Sun, Jun 15, 2003 - Page 3 News List

DPP decries Soong's proposal

POWER PLAY Critics charge that the PFP chairman's plan to serve as an inter-governmental coordinator highlights his desire to control the pan-blue alliance

By Chang Yun-Ping  /  STAFF REPORTER

While PFP Chairman James Soong (宋楚瑜) said on Friday that he is willing to settle for acting as a chief inter-governmental coordinator instead of premier, the DPP yesterday dismissed Soong's proposal as a power grab.

Soong said that he doesn't necessarily need to assume the job of premier to serve the country, but he is willing to act as a chief inter-governmental coordinator to bridge differences between the administrative and legislative branches should the pan-blue alliance win next year's presidential election.

In an interview with a cable television station last Friday, Soong admitted publicly for the first time that he and KMT Chairman Lien Chan (連戰) had discussed, prior to announcing their joint presidential bid, the possibility of having Soong serve as both vice president and premier.

Soong said the offer was suggested by Control Yuan President Wang Tso-jung (王作榮), a member of the KMT's old guard, while Lien consulted him about his possible role in the administration.

Soong said he understands the pitfalls of taking on the two jobs.

"I have never asked for the premiership from Lien or the KMT, because I well understand it is a controversy in the Constitution to serve concurrently as vice president and premier," he said.

"Furthermore, I believe that as long as detailed and proper coordination is carried out before the implementation of policies, any difficult task can be solved."

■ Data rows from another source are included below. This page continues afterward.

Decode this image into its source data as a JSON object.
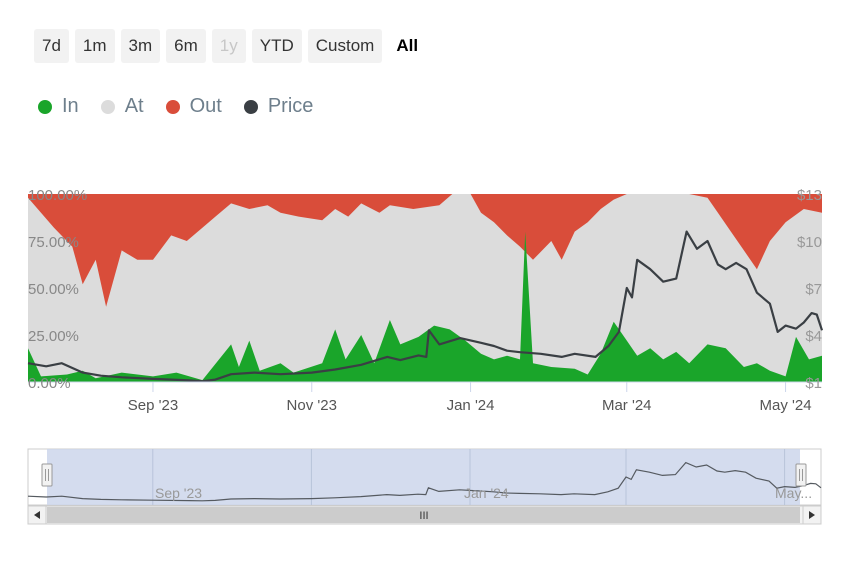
{
  "range_selector": {
    "buttons": [
      {
        "label": "7d",
        "state": "normal"
      },
      {
        "label": "1m",
        "state": "normal"
      },
      {
        "label": "3m",
        "state": "normal"
      },
      {
        "label": "6m",
        "state": "normal"
      },
      {
        "label": "1y",
        "state": "disabled"
      },
      {
        "label": "YTD",
        "state": "normal"
      },
      {
        "label": "Custom",
        "state": "normal"
      },
      {
        "label": "All",
        "state": "selected"
      }
    ]
  },
  "legend": [
    {
      "label": "In",
      "color": "#1aa52a"
    },
    {
      "label": "At",
      "color": "#dcdcdc"
    },
    {
      "label": "Out",
      "color": "#d94d3a"
    },
    {
      "label": "Price",
      "color": "#3a3f44"
    }
  ],
  "navigator": {
    "labels": [
      "Sep '23",
      "Jan '24",
      "May..."
    ],
    "scrollbar_grip": "III"
  },
  "chart_data": {
    "type": "area",
    "stacking": "percent",
    "x_start": "2023-07-15",
    "x_end": "2024-05-15",
    "x_ticks": [
      {
        "date": "2023-09-01",
        "label": "Sep '23"
      },
      {
        "date": "2023-11-01",
        "label": "Nov '23"
      },
      {
        "date": "2024-01-01",
        "label": "Jan '24"
      },
      {
        "date": "2024-03-01",
        "label": "Mar '24"
      },
      {
        "date": "2024-05-01",
        "label": "May '24"
      }
    ],
    "y_left": {
      "ticks": [
        0,
        25,
        50,
        75,
        100
      ],
      "labels": [
        "0.00%",
        "25.00%",
        "50.00%",
        "75.00%",
        "100.00%"
      ],
      "ylim": [
        0,
        100
      ]
    },
    "y_right": {
      "ticks": [
        1,
        4,
        7,
        10,
        13
      ],
      "labels": [
        "$1",
        "$4",
        "$7",
        "$10",
        "$13"
      ],
      "ylim": [
        1,
        13
      ]
    },
    "series": [
      {
        "name": "In",
        "color": "#1aa52a",
        "points": [
          [
            "2023-07-15",
            18
          ],
          [
            "2023-07-20",
            3
          ],
          [
            "2023-07-30",
            4
          ],
          [
            "2023-08-05",
            6
          ],
          [
            "2023-08-10",
            2
          ],
          [
            "2023-08-20",
            5
          ],
          [
            "2023-09-01",
            3
          ],
          [
            "2023-09-10",
            5
          ],
          [
            "2023-09-20",
            1
          ],
          [
            "2023-10-01",
            20
          ],
          [
            "2023-10-04",
            8
          ],
          [
            "2023-10-08",
            22
          ],
          [
            "2023-10-12",
            6
          ],
          [
            "2023-10-20",
            10
          ],
          [
            "2023-10-25",
            5
          ],
          [
            "2023-11-05",
            10
          ],
          [
            "2023-11-10",
            28
          ],
          [
            "2023-11-14",
            12
          ],
          [
            "2023-11-20",
            25
          ],
          [
            "2023-11-25",
            10
          ],
          [
            "2023-12-01",
            33
          ],
          [
            "2023-12-05",
            20
          ],
          [
            "2023-12-12",
            24
          ],
          [
            "2023-12-18",
            30
          ],
          [
            "2023-12-24",
            28
          ],
          [
            "2023-12-30",
            22
          ],
          [
            "2024-01-05",
            15
          ],
          [
            "2024-01-10",
            12
          ],
          [
            "2024-01-15",
            14
          ],
          [
            "2024-01-20",
            12
          ],
          [
            "2024-01-22",
            80
          ],
          [
            "2024-01-25",
            10
          ],
          [
            "2024-02-01",
            8
          ],
          [
            "2024-02-10",
            7
          ],
          [
            "2024-02-15",
            4
          ],
          [
            "2024-02-20",
            15
          ],
          [
            "2024-02-25",
            32
          ],
          [
            "2024-03-01",
            22
          ],
          [
            "2024-03-05",
            14
          ],
          [
            "2024-03-10",
            18
          ],
          [
            "2024-03-15",
            12
          ],
          [
            "2024-03-20",
            16
          ],
          [
            "2024-03-25",
            10
          ],
          [
            "2024-04-01",
            20
          ],
          [
            "2024-04-08",
            18
          ],
          [
            "2024-04-15",
            8
          ],
          [
            "2024-04-20",
            10
          ],
          [
            "2024-04-25",
            6
          ],
          [
            "2024-05-01",
            3
          ],
          [
            "2024-05-05",
            24
          ],
          [
            "2024-05-10",
            12
          ],
          [
            "2024-05-15",
            14
          ]
        ]
      },
      {
        "name": "Out",
        "color": "#d94d3a",
        "points": [
          [
            "2023-07-15",
            2
          ],
          [
            "2023-07-20",
            10
          ],
          [
            "2023-07-25",
            18
          ],
          [
            "2023-08-01",
            28
          ],
          [
            "2023-08-05",
            48
          ],
          [
            "2023-08-10",
            35
          ],
          [
            "2023-08-14",
            60
          ],
          [
            "2023-08-20",
            30
          ],
          [
            "2023-08-26",
            35
          ],
          [
            "2023-09-01",
            35
          ],
          [
            "2023-09-08",
            22
          ],
          [
            "2023-09-14",
            25
          ],
          [
            "2023-09-20",
            18
          ],
          [
            "2023-09-25",
            12
          ],
          [
            "2023-10-01",
            5
          ],
          [
            "2023-10-08",
            8
          ],
          [
            "2023-10-15",
            6
          ],
          [
            "2023-10-20",
            10
          ],
          [
            "2023-10-27",
            12
          ],
          [
            "2023-11-05",
            14
          ],
          [
            "2023-11-10",
            8
          ],
          [
            "2023-11-15",
            12
          ],
          [
            "2023-11-20",
            5
          ],
          [
            "2023-11-27",
            10
          ],
          [
            "2023-12-01",
            6
          ],
          [
            "2023-12-10",
            8
          ],
          [
            "2023-12-20",
            6
          ],
          [
            "2023-12-25",
            0
          ],
          [
            "2024-01-01",
            0
          ],
          [
            "2024-01-05",
            10
          ],
          [
            "2024-01-10",
            15
          ],
          [
            "2024-01-15",
            22
          ],
          [
            "2024-01-20",
            28
          ],
          [
            "2024-01-25",
            35
          ],
          [
            "2024-02-01",
            25
          ],
          [
            "2024-02-05",
            35
          ],
          [
            "2024-02-10",
            20
          ],
          [
            "2024-02-15",
            15
          ],
          [
            "2024-02-20",
            8
          ],
          [
            "2024-02-25",
            3
          ],
          [
            "2024-03-01",
            0
          ],
          [
            "2024-03-15",
            0
          ],
          [
            "2024-03-25",
            0
          ],
          [
            "2024-04-01",
            2
          ],
          [
            "2024-04-05",
            10
          ],
          [
            "2024-04-10",
            20
          ],
          [
            "2024-04-15",
            30
          ],
          [
            "2024-04-20",
            40
          ],
          [
            "2024-04-25",
            25
          ],
          [
            "2024-05-01",
            15
          ],
          [
            "2024-05-08",
            8
          ],
          [
            "2024-05-15",
            10
          ]
        ]
      },
      {
        "name": "Price",
        "color": "#3a3f44",
        "axis": "right",
        "points": [
          [
            "2023-07-15",
            2.2
          ],
          [
            "2023-07-22",
            2.0
          ],
          [
            "2023-07-28",
            2.2
          ],
          [
            "2023-08-05",
            1.6
          ],
          [
            "2023-08-12",
            1.4
          ],
          [
            "2023-08-20",
            1.3
          ],
          [
            "2023-09-01",
            1.2
          ],
          [
            "2023-09-15",
            1.1
          ],
          [
            "2023-09-20",
            1.05
          ],
          [
            "2023-09-25",
            1.15
          ],
          [
            "2023-10-01",
            1.5
          ],
          [
            "2023-10-10",
            1.6
          ],
          [
            "2023-10-20",
            1.5
          ],
          [
            "2023-11-01",
            1.6
          ],
          [
            "2023-11-10",
            1.8
          ],
          [
            "2023-11-20",
            2.1
          ],
          [
            "2023-11-30",
            2.6
          ],
          [
            "2023-12-05",
            2.4
          ],
          [
            "2023-12-12",
            2.7
          ],
          [
            "2023-12-15",
            2.6
          ],
          [
            "2023-12-16",
            4.3
          ],
          [
            "2023-12-20",
            3.4
          ],
          [
            "2023-12-28",
            3.8
          ],
          [
            "2024-01-05",
            3.5
          ],
          [
            "2024-01-10",
            3.3
          ],
          [
            "2024-01-15",
            3.0
          ],
          [
            "2024-01-20",
            2.9
          ],
          [
            "2024-01-28",
            2.8
          ],
          [
            "2024-02-05",
            2.6
          ],
          [
            "2024-02-10",
            2.8
          ],
          [
            "2024-02-18",
            2.6
          ],
          [
            "2024-02-23",
            3.3
          ],
          [
            "2024-02-27",
            4.2
          ],
          [
            "2024-03-01",
            7.0
          ],
          [
            "2024-03-03",
            6.4
          ],
          [
            "2024-03-05",
            8.8
          ],
          [
            "2024-03-10",
            8.2
          ],
          [
            "2024-03-15",
            7.4
          ],
          [
            "2024-03-20",
            7.6
          ],
          [
            "2024-03-24",
            10.6
          ],
          [
            "2024-03-28",
            9.5
          ],
          [
            "2024-04-01",
            10.0
          ],
          [
            "2024-04-05",
            8.5
          ],
          [
            "2024-04-08",
            8.2
          ],
          [
            "2024-04-12",
            8.6
          ],
          [
            "2024-04-16",
            8.2
          ],
          [
            "2024-04-20",
            6.7
          ],
          [
            "2024-04-25",
            6.0
          ],
          [
            "2024-04-28",
            4.2
          ],
          [
            "2024-05-01",
            4.6
          ],
          [
            "2024-05-05",
            4.4
          ],
          [
            "2024-05-08",
            4.8
          ],
          [
            "2024-05-11",
            5.4
          ],
          [
            "2024-05-13",
            5.3
          ],
          [
            "2024-05-15",
            4.3
          ]
        ]
      }
    ]
  }
}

The DPP said that Soong's proposal of being a chief coordinator showed his desire to dominate the pan-blue alliance.

DPP Vice Secretary-General Lee Ying-yuan (李應元) said there is no job of chief coordinator outlined in the Constitution and that such a term created by Soong conforms to neither the Cabinet system nor the presidential system.

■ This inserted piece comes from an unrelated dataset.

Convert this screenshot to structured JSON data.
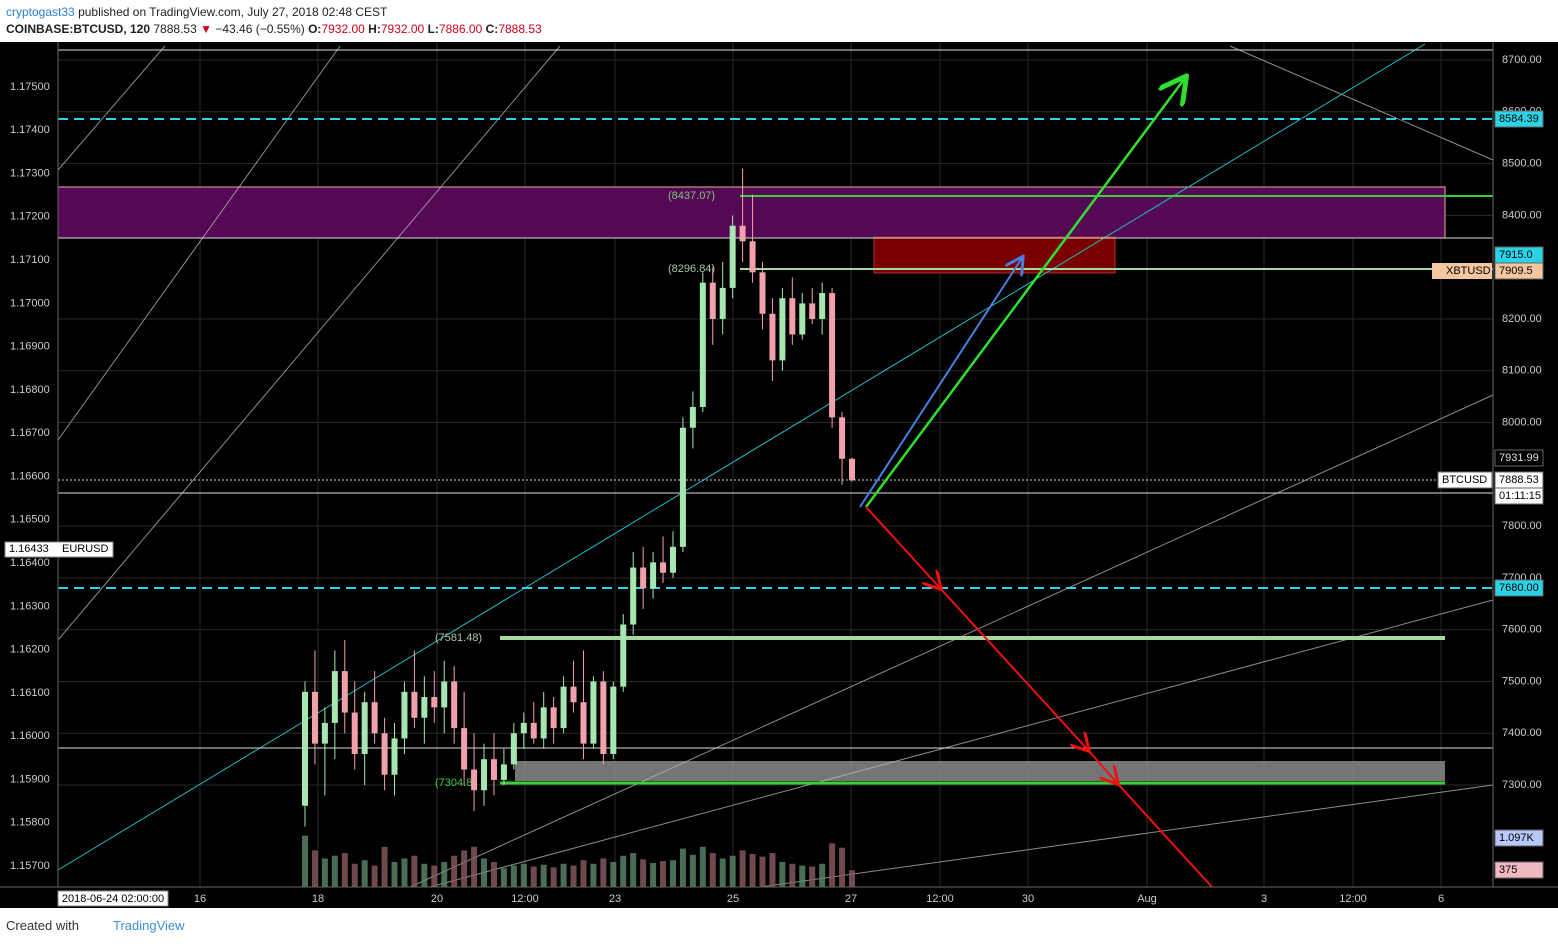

"It is just a James Soong system, which overrides the power of the president," Lee said.

DPP legislative caucus whip Chen Chin-jun (陳景峻) yesterday said that, according to Article 44, Chapter Four, of the Constitution, the president may call a meeting to consult with the presidents of the five branches of government in the event of disputes between two or more of the branches.

"Therefore, the authority to coordinate the operation between the government's administrative and legislative departments rests with the president. The vice president is simply a back-up national leader," Chen said.

"Soong's intention to serve as chief inter-governmental coordinator is inconsistent with the Constitution and would virtually turn the country into a vice-presidential system," Chen said.

Reacting to the DPP's criticism, PFP spokesperson Huang Yih-jiau (黃義交) said that although the Constitution says the president has the power to coordinate disputes between the five branches, the Constitution doesn't prohibit the vice president from doing so.

"Furthermore, if the vice president can act under the authorization of the president to perform his good coordination skills, which shows his dedication to contribute to the country, why not let him?" Huang said.

Huang said only when the government's system adheres to the political party system can the administration bring out its best performance and thereby live up to public expectations.